In the last fortnight the Central Bank of Nigeria (“CBN”) has barred importers of specified goods and services from accessing the foreign-exchange market.

41 categories of goods and services according to the CBN are not valid for foreign-exchange purchases in the Nigerian foreign-exchange markets. The CBN seeks to conserve external reserves, stabilise the naira and encourage local production.

Listed items include textiles, rice, cement, furniture, kitchen utensils, poultry,and the purchase of Eurobonds, foreign-currency bonds and shares.

This is the latest policy intervention by the CBN to reduce the high demand for foreign exchange and shore up a weak naira following the drop in the country’s foreign-exchange earnings due to lower world oil prices.

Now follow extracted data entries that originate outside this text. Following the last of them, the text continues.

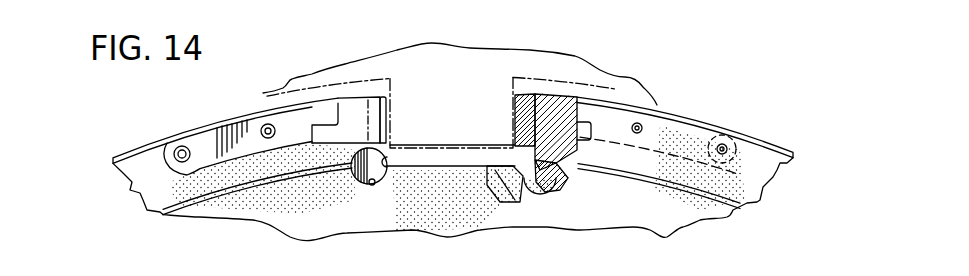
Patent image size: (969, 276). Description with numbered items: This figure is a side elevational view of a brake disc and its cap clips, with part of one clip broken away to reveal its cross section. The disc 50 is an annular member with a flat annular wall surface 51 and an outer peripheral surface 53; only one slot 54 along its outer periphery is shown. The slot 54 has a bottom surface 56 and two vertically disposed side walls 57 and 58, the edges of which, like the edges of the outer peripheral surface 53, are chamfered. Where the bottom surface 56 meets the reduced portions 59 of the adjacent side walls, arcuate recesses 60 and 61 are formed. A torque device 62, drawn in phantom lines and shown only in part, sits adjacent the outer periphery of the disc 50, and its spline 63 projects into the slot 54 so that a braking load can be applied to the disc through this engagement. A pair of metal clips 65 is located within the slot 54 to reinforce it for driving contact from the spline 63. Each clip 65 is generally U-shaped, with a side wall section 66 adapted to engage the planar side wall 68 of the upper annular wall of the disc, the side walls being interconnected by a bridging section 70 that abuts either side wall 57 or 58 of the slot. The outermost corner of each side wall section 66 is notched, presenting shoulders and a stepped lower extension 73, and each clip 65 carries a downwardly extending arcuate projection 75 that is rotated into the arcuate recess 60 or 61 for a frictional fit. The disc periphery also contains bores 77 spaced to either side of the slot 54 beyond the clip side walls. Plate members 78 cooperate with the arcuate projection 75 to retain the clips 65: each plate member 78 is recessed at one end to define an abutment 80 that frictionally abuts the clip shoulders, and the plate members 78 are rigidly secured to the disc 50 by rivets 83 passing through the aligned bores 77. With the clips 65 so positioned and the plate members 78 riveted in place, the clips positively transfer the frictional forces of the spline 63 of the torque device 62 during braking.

The disc 50 is at (290, 237).
The flat annular wall surface 51 is at (655, 217).
The outer peripheral surface 53 is at (771, 143).
The slot 54 is at (450, 80).
The bottom surface 56 is at (448, 163).
The side wall 57 is at (390, 99).
The side wall 58 is at (513, 100).
The reduced portion 59 is at (155, 146).
The arcuate recess 60 is at (416, 145).
The arcuate recess 61 is at (547, 191).
The torque device 62 is at (362, 65).
The spline 63 is at (430, 187).
The clip 65 is at (378, 95).
The side wall section 66 is at (350, 107).
The planar side wall 68 is at (147, 165).
The bridging section 70 is at (392, 128).
The stepped lower extension 73 is at (327, 140).
The downwardly extending projection 75 is at (357, 178).
The bore 77 is at (734, 160).
The plate member 78 is at (200, 130).
The abutment 80 is at (323, 115).
The rivet 83 is at (176, 148).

Given the deterioration in Nigeria’s finances since the collapse of world oil prices, the President does not have many easy avenues to improve Nigeria’s fiscal condition.

The CBN said “We maintain our view that the lower oil price environment will encourage some reforms to the subsidy system. Opposition from unions and consumers could limit the extent of reform.

Efforts to cut back expenditure (particularly capital expenditure) and a reduction of oil savings will keep the federal government’s deficit high, with state-level finances to be more precarious and will affect service delivery.

The CBN’s approach ties into our view that a further depreciation of the naira later in 2015 should not be discounted.”

In continuation of its forex curbs, the CBN has also has restricted the use of Naira denomination cards overseas.

This is happening three months after it reviewed downwards the existing limit on the usage of naira denominated cards for crossborder payments.

Where e a company requires a card for overseas payments, such firms should be encouraged to obtain foreign currency denominated cards, which would be issued against its domiciliary account, prepaid or credit card, “whose limits must be in line with the existing BTA provisions.”

The CBN further directed that henceforth banks must submit reports of all naira-denominated card transactions consummated overseas to the Nigerian Interbank Settlement System (NIBSS) on a daily basis.

The central bank (CBN) said in a statement it believed the 22 percent depreciation in the naira after it scrapped the official foreign exchange window “is optimal at this time” and the bank would not be pressured into “desperate measures”.